The company also announced a “revitalization” program aimed to upgrading apparel over the next six to eight months to include “a greater percentage of sports performance and sports fashion product along with the core basics that our apparel business was founded upon.”
In the quarter, earnings were $74 million, or $1.26 a share, against $50.6 million, or 75 cents, a year earlier. The latest quarter included a tax credit of $40 million, or 68 cents a share, related to the sale of Avia last year, partly offset by a charge of $21.1 million, or 36 cents a share, to restructure global operations.
The restructuring includes a reduction in the number of European warehouses to three from 19, the centralization of European back office functions and the implementation of a global management information system.
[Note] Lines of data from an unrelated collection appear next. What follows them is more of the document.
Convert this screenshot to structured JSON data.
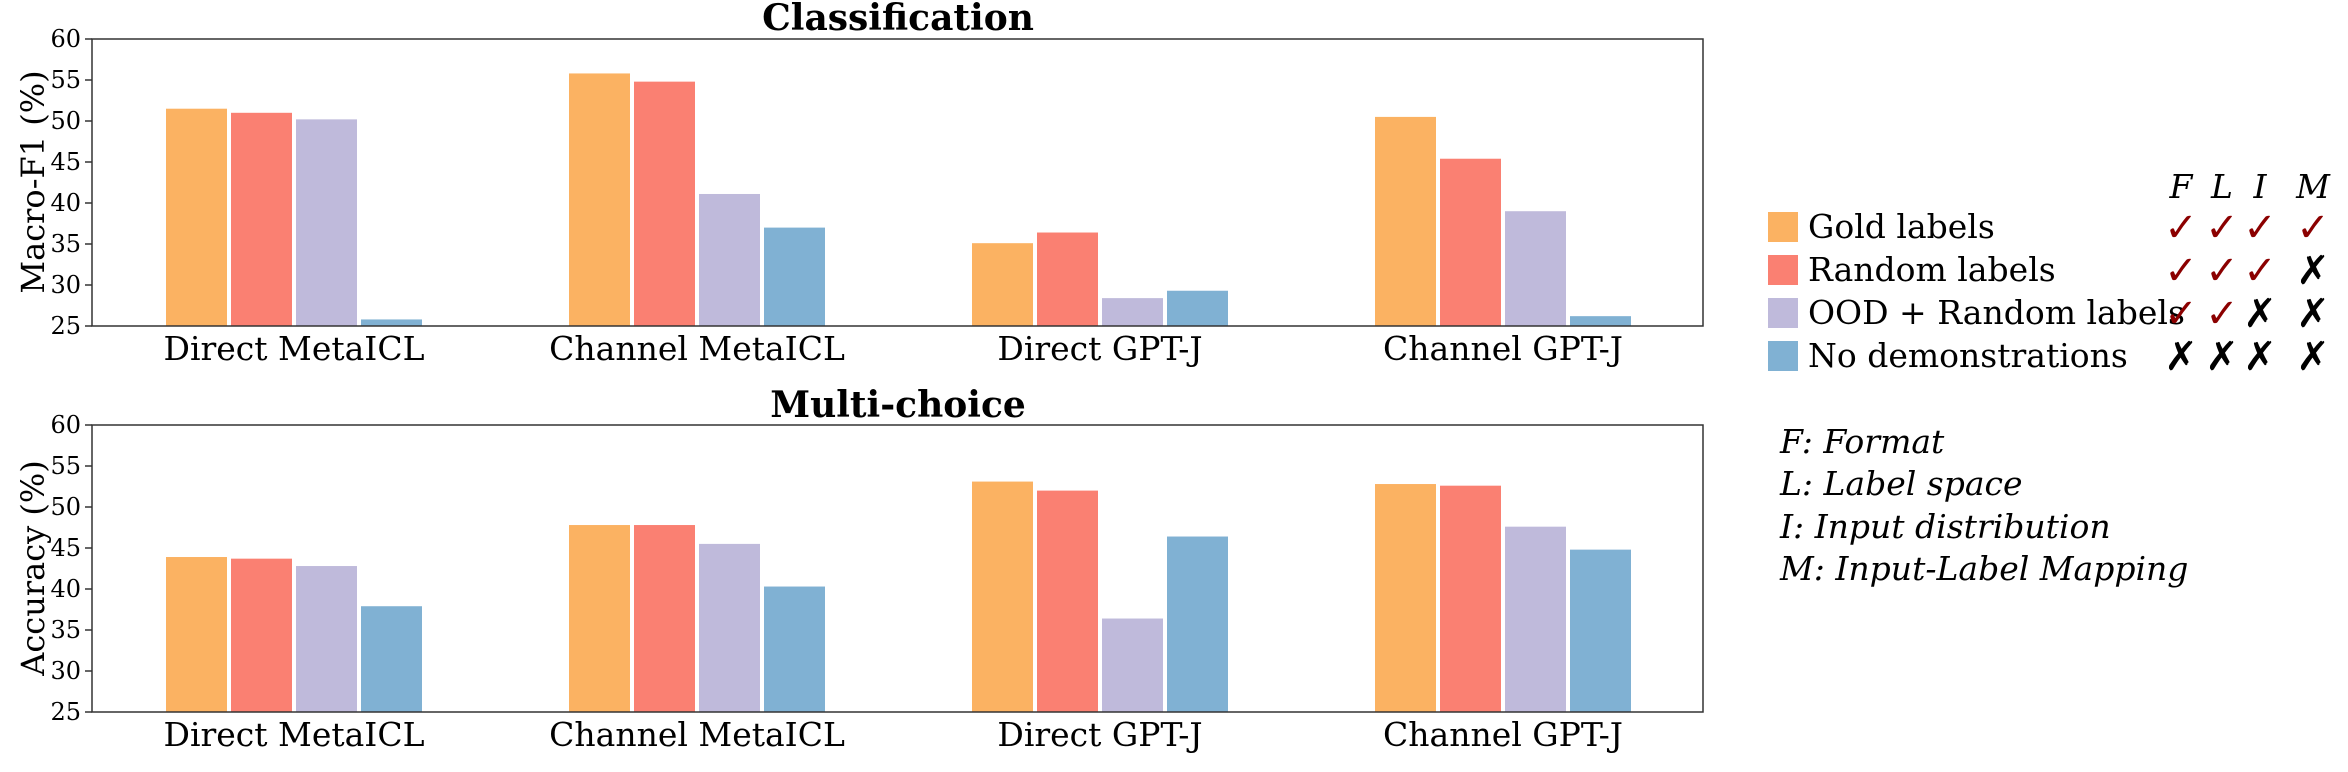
{
  "chart_data": [
    {
      "type": "bar",
      "title": "Classification",
      "ylabel": "Macro-F1 (%)",
      "xlabel": "",
      "ylim": [
        25,
        60
      ],
      "yticks": [
        25,
        30,
        35,
        40,
        45,
        50,
        55,
        60
      ],
      "categories": [
        "Direct MetaICL",
        "Channel MetaICL",
        "Direct GPT-J",
        "Channel GPT-J"
      ],
      "series": [
        {
          "name": "Gold labels",
          "color": "#fbb262",
          "values": [
            51.5,
            55.8,
            35.1,
            50.5
          ]
        },
        {
          "name": "Random labels",
          "color": "#fa8072",
          "values": [
            51.0,
            54.8,
            36.4,
            45.4
          ]
        },
        {
          "name": "OOD + Random labels",
          "color": "#bfbadb",
          "values": [
            50.2,
            41.1,
            28.4,
            39.0
          ]
        },
        {
          "name": "No demonstrations",
          "color": "#80b1d3",
          "values": [
            25.8,
            37.0,
            29.3,
            26.2
          ]
        }
      ]
    },
    {
      "type": "bar",
      "title": "Multi-choice",
      "ylabel": "Accuracy (%)",
      "xlabel": "",
      "ylim": [
        25,
        60
      ],
      "yticks": [
        25,
        30,
        35,
        40,
        45,
        50,
        55,
        60
      ],
      "categories": [
        "Direct MetaICL",
        "Channel MetaICL",
        "Direct GPT-J",
        "Channel GPT-J"
      ],
      "series": [
        {
          "name": "Gold labels",
          "color": "#fbb262",
          "values": [
            43.9,
            47.8,
            53.1,
            52.8
          ]
        },
        {
          "name": "Random labels",
          "color": "#fa8072",
          "values": [
            43.7,
            47.8,
            52.0,
            52.6
          ]
        },
        {
          "name": "OOD + Random labels",
          "color": "#bfbadb",
          "values": [
            42.8,
            45.5,
            36.4,
            47.6
          ]
        },
        {
          "name": "No demonstrations",
          "color": "#80b1d3",
          "values": [
            37.9,
            40.3,
            46.4,
            44.8
          ]
        }
      ]
    }
  ],
  "legend": {
    "columns": [
      "F",
      "L",
      "I",
      "M"
    ],
    "check_symbol": "✓",
    "cross_symbol": "✗",
    "check_color": "#8b0000",
    "cross_color": "#000000",
    "rows": [
      {
        "label": "Gold labels",
        "color": "#fbb262",
        "marks": [
          true,
          true,
          true,
          true
        ]
      },
      {
        "label": "Random labels",
        "color": "#fa8072",
        "marks": [
          true,
          true,
          true,
          false
        ]
      },
      {
        "label": "OOD + Random labels",
        "color": "#bfbadb",
        "marks": [
          true,
          true,
          false,
          false
        ]
      },
      {
        "label": "No demonstrations",
        "color": "#80b1d3",
        "marks": [
          false,
          false,
          false,
          false
        ]
      }
    ]
  },
  "notes": [
    "F: Format",
    "L: Label space",
    "I: Input distribution",
    "M: Input-Label Mapping"
  ]
}
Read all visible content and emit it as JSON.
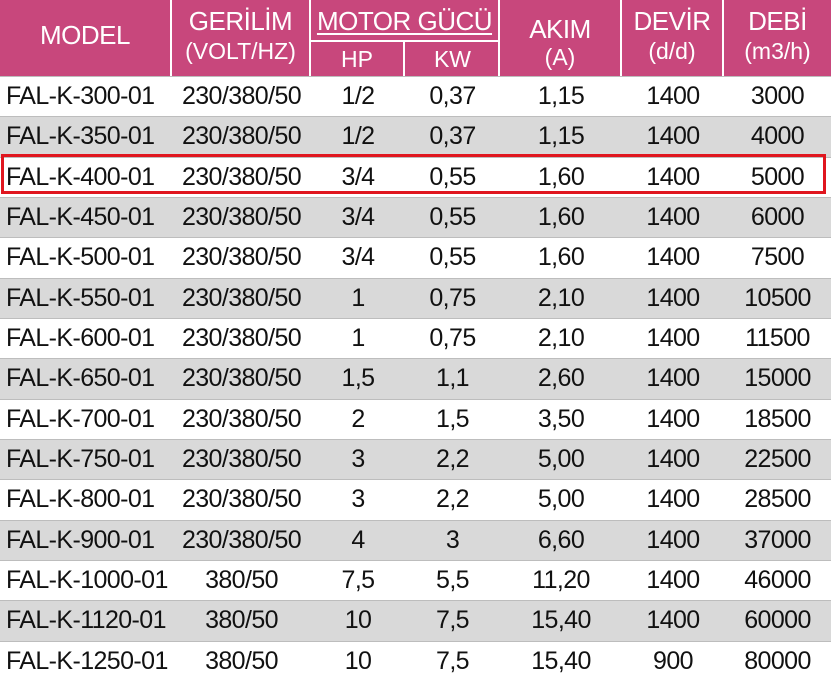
{
  "colors": {
    "header_bg": "#c8477c",
    "row_alt": "#d9d9d9",
    "highlight": "#e0161f"
  },
  "header": {
    "model": "MODEL",
    "gerilim": "GERİLİM",
    "gerilim_unit": "(VOLT/HZ)",
    "motor": "MOTOR GÜCÜ",
    "hp": "HP",
    "kw": "KW",
    "akim": "AKIM",
    "akim_unit": "(A)",
    "devir": "DEVİR",
    "devir_unit": "(d/d)",
    "debi": "DEBİ",
    "debi_unit": "(m3/h)"
  },
  "rows": [
    [
      "FAL-K-300-01",
      "230/380/50",
      "1/2",
      "0,37",
      "1,15",
      "1400",
      "3000"
    ],
    [
      "FAL-K-350-01",
      "230/380/50",
      "1/2",
      "0,37",
      "1,15",
      "1400",
      "4000"
    ],
    [
      "FAL-K-400-01",
      "230/380/50",
      "3/4",
      "0,55",
      "1,60",
      "1400",
      "5000"
    ],
    [
      "FAL-K-450-01",
      "230/380/50",
      "3/4",
      "0,55",
      "1,60",
      "1400",
      "6000"
    ],
    [
      "FAL-K-500-01",
      "230/380/50",
      "3/4",
      "0,55",
      "1,60",
      "1400",
      "7500"
    ],
    [
      "FAL-K-550-01",
      "230/380/50",
      "1",
      "0,75",
      "2,10",
      "1400",
      "10500"
    ],
    [
      "FAL-K-600-01",
      "230/380/50",
      "1",
      "0,75",
      "2,10",
      "1400",
      "11500"
    ],
    [
      "FAL-K-650-01",
      "230/380/50",
      "1,5",
      "1,1",
      "2,60",
      "1400",
      "15000"
    ],
    [
      "FAL-K-700-01",
      "230/380/50",
      "2",
      "1,5",
      "3,50",
      "1400",
      "18500"
    ],
    [
      "FAL-K-750-01",
      "230/380/50",
      "3",
      "2,2",
      "5,00",
      "1400",
      "22500"
    ],
    [
      "FAL-K-800-01",
      "230/380/50",
      "3",
      "2,2",
      "5,00",
      "1400",
      "28500"
    ],
    [
      "FAL-K-900-01",
      "230/380/50",
      "4",
      "3",
      "6,60",
      "1400",
      "37000"
    ],
    [
      "FAL-K-1000-01",
      "380/50",
      "7,5",
      "5,5",
      "11,20",
      "1400",
      "46000"
    ],
    [
      "FAL-K-1120-01",
      "380/50",
      "10",
      "7,5",
      "15,40",
      "1400",
      "60000"
    ],
    [
      "FAL-K-1250-01",
      "380/50",
      "10",
      "7,5",
      "15,40",
      "900",
      "80000"
    ]
  ],
  "highlighted_row": 2
}
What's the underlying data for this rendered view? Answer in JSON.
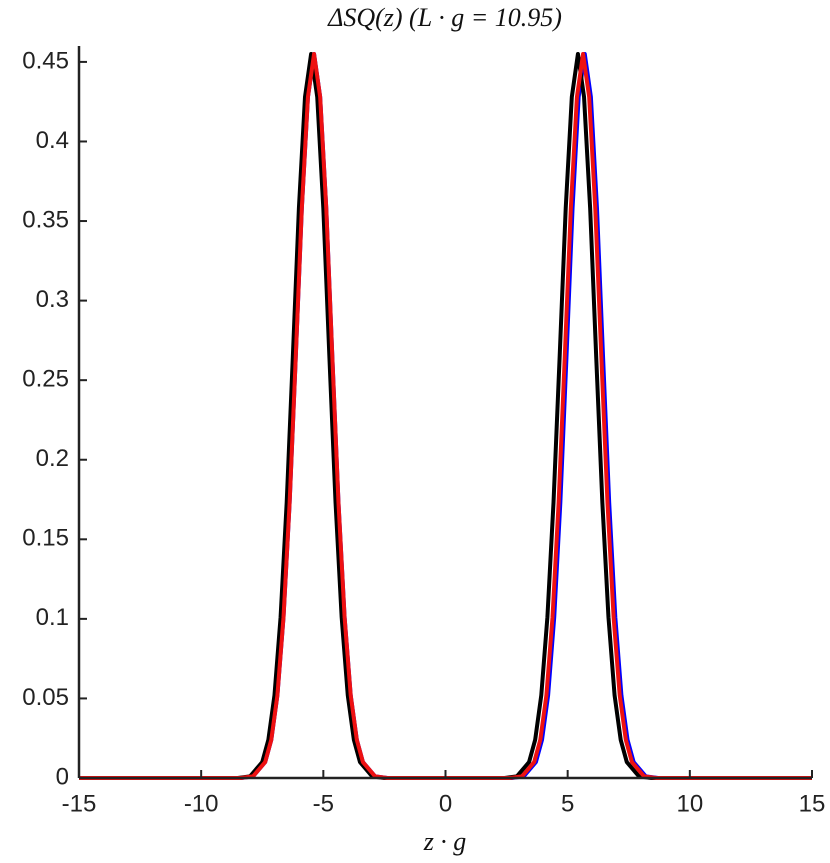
{
  "chart_data": {
    "type": "line",
    "title": "ΔSQ(z) (L · g = 10.95)",
    "x_label": "z · g",
    "xlim": [
      -15,
      15
    ],
    "xticks": [
      -15,
      -10,
      -5,
      0,
      5,
      10,
      15
    ],
    "ylim": [
      0,
      0.46
    ],
    "yticks": [
      0,
      0.05,
      0.1,
      0.15,
      0.2,
      0.25,
      0.3,
      0.35,
      0.4,
      0.45
    ],
    "series": [
      {
        "color": "#0000ff",
        "x": [
          -15,
          -8.38,
          -7.88,
          -7.38,
          -7.13,
          -6.88,
          -6.63,
          -6.38,
          -6.13,
          -5.88,
          -5.63,
          -5.38,
          -5.13,
          -4.88,
          -4.63,
          -4.38,
          -4.13,
          -3.88,
          -3.63,
          -3.38,
          -2.88,
          -2.38,
          2.7,
          3.2,
          3.7,
          3.95,
          4.2,
          4.45,
          4.7,
          4.95,
          5.2,
          5.45,
          5.7,
          5.95,
          6.2,
          6.45,
          6.7,
          6.95,
          7.2,
          7.45,
          7.7,
          8.2,
          8.7,
          15
        ],
        "values": [
          0,
          0,
          0.001,
          0.01,
          0.024,
          0.052,
          0.101,
          0.173,
          0.264,
          0.358,
          0.428,
          0.455,
          0.428,
          0.358,
          0.264,
          0.173,
          0.101,
          0.052,
          0.024,
          0.01,
          0.001,
          0,
          0,
          0.001,
          0.01,
          0.024,
          0.052,
          0.101,
          0.173,
          0.264,
          0.358,
          0.428,
          0.455,
          0.428,
          0.358,
          0.264,
          0.173,
          0.101,
          0.052,
          0.024,
          0.01,
          0.001,
          0,
          0
        ]
      },
      {
        "color": "#000000",
        "x": [
          -15,
          -8.5,
          -8,
          -7.5,
          -7.25,
          -7,
          -6.75,
          -6.5,
          -6.25,
          -6,
          -5.75,
          -5.5,
          -5.25,
          -5,
          -4.75,
          -4.5,
          -4.25,
          -4,
          -3.75,
          -3.5,
          -3,
          -2.5,
          2.42,
          2.92,
          3.42,
          3.67,
          3.92,
          4.17,
          4.42,
          4.67,
          4.92,
          5.17,
          5.42,
          5.67,
          5.92,
          6.17,
          6.42,
          6.67,
          6.92,
          7.17,
          7.42,
          7.92,
          8.42,
          15
        ],
        "values": [
          0,
          0,
          0.001,
          0.01,
          0.024,
          0.052,
          0.101,
          0.173,
          0.264,
          0.358,
          0.428,
          0.455,
          0.428,
          0.358,
          0.264,
          0.173,
          0.101,
          0.052,
          0.024,
          0.01,
          0.001,
          0,
          0,
          0.001,
          0.01,
          0.024,
          0.052,
          0.101,
          0.173,
          0.264,
          0.358,
          0.428,
          0.455,
          0.428,
          0.358,
          0.264,
          0.173,
          0.101,
          0.052,
          0.024,
          0.01,
          0.001,
          0,
          0
        ]
      },
      {
        "color": "#ee1111",
        "x": [
          -15,
          -8.38,
          -7.88,
          -7.38,
          -7.13,
          -6.88,
          -6.63,
          -6.38,
          -6.13,
          -5.88,
          -5.63,
          -5.38,
          -5.13,
          -4.88,
          -4.63,
          -4.38,
          -4.13,
          -3.88,
          -3.63,
          -3.38,
          -2.88,
          -2.38,
          2.63,
          3.13,
          3.63,
          3.88,
          4.13,
          4.38,
          4.63,
          4.88,
          5.13,
          5.38,
          5.63,
          5.88,
          6.13,
          6.38,
          6.63,
          6.88,
          7.13,
          7.38,
          7.63,
          8.13,
          8.63,
          15
        ],
        "values": [
          0,
          0,
          0.001,
          0.01,
          0.024,
          0.052,
          0.101,
          0.173,
          0.264,
          0.358,
          0.428,
          0.455,
          0.428,
          0.358,
          0.264,
          0.173,
          0.101,
          0.052,
          0.024,
          0.01,
          0.001,
          0,
          0,
          0.001,
          0.01,
          0.024,
          0.052,
          0.101,
          0.173,
          0.264,
          0.358,
          0.428,
          0.455,
          0.428,
          0.358,
          0.264,
          0.173,
          0.101,
          0.052,
          0.024,
          0.01,
          0.001,
          0,
          0
        ]
      }
    ]
  }
}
Sales increased 4 percent to $1 billion from $970.1 million. Worldwide sales of the Reebok brand increased 3.2 percent to $861.1 million. In the U.S., Reebok footwear sales inched up 1.5 percent to $305.3 million. Sales of Reebok brand products outside the U.S. declined 2.1 percent to $433.1 million, hurt by the strong dollar against most foreign currencies.
Backlog from October to March was up 16.1 percent, with North America ahead 20.4 percent and international ahead 8.5 percent. Reebok attributed the higher backlog to strong demand for new technology-driven footwear products.
In the nine months, earnings were $134.5 million, or $2.29 a share, after the special items, against $118.8 million, or $1.64, a year ago. Sales gained 3.3 percent to $2.78 billion from $2.69 billion.